The native rock museum building was built in 1937 with funding from the Texas Centennial Commission and in cooperation with the Works Progress Administration (WPA). Today, the museum is engaged in a major expansion project with completion scheduled for early 2023.
The Museum of the Big Bend offers some of the most well-curated fossil, rock art, and interpretive installations of any museum. Perhaps the museum’s most popular exhibit for dinosaur enthusiasts is the lifesized replica of Quetzalcoatulus northropi is suspended with outspread wings over museum visitors (pictured above).
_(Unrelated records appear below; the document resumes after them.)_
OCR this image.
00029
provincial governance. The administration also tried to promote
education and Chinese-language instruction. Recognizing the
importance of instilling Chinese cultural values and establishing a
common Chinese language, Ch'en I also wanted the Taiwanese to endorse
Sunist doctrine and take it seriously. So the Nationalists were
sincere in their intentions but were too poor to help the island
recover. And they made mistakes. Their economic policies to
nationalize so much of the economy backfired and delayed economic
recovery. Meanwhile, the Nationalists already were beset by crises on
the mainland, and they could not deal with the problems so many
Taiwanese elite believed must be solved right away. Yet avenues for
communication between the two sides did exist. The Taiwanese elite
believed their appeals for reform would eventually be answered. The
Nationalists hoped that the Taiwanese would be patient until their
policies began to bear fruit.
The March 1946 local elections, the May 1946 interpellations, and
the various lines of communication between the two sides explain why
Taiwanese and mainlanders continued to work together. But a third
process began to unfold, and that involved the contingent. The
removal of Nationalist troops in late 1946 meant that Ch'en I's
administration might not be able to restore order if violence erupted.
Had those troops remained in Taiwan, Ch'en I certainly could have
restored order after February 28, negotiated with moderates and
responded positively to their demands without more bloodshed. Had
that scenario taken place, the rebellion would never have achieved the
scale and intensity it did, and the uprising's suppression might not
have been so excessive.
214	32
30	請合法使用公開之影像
Discovered in Big Bend National Park, it is the world’s largest flying creature to ever live.
There’s more, of course, to ancient Texas than invertebrate fossils and ferocious dinosaurs. The Big Bend region has been home to a variety of human cultures for roughly 12,000 years. One such group known as the Livermore people hunted and gathered at the highest elevations of the Davis Mountains between 800 to 1350 CE. The museum’s “Tall Rock Shelter” exhibit is an exquisite reveal of how some of the ancient peoples lived.
In addition to the pictographs discovered at the Tall Rock Shelter, two caches of arrowheads were also found on that site. A cache of 1,700 arrowheads were uncovered in 1895 by T.A. Merrill and C.C. Janes and were donated to the museum in 1929. Much later, David Means and his two sons unearthed another cache of 1,200 points. Known as the John Z. and Exa Means Cache, it is also in the protection and custody of the museum.
Whether it’s dinosaurs or ancient peoples, the Museum of the Big Bend continues to tell the fascinating stories of the area.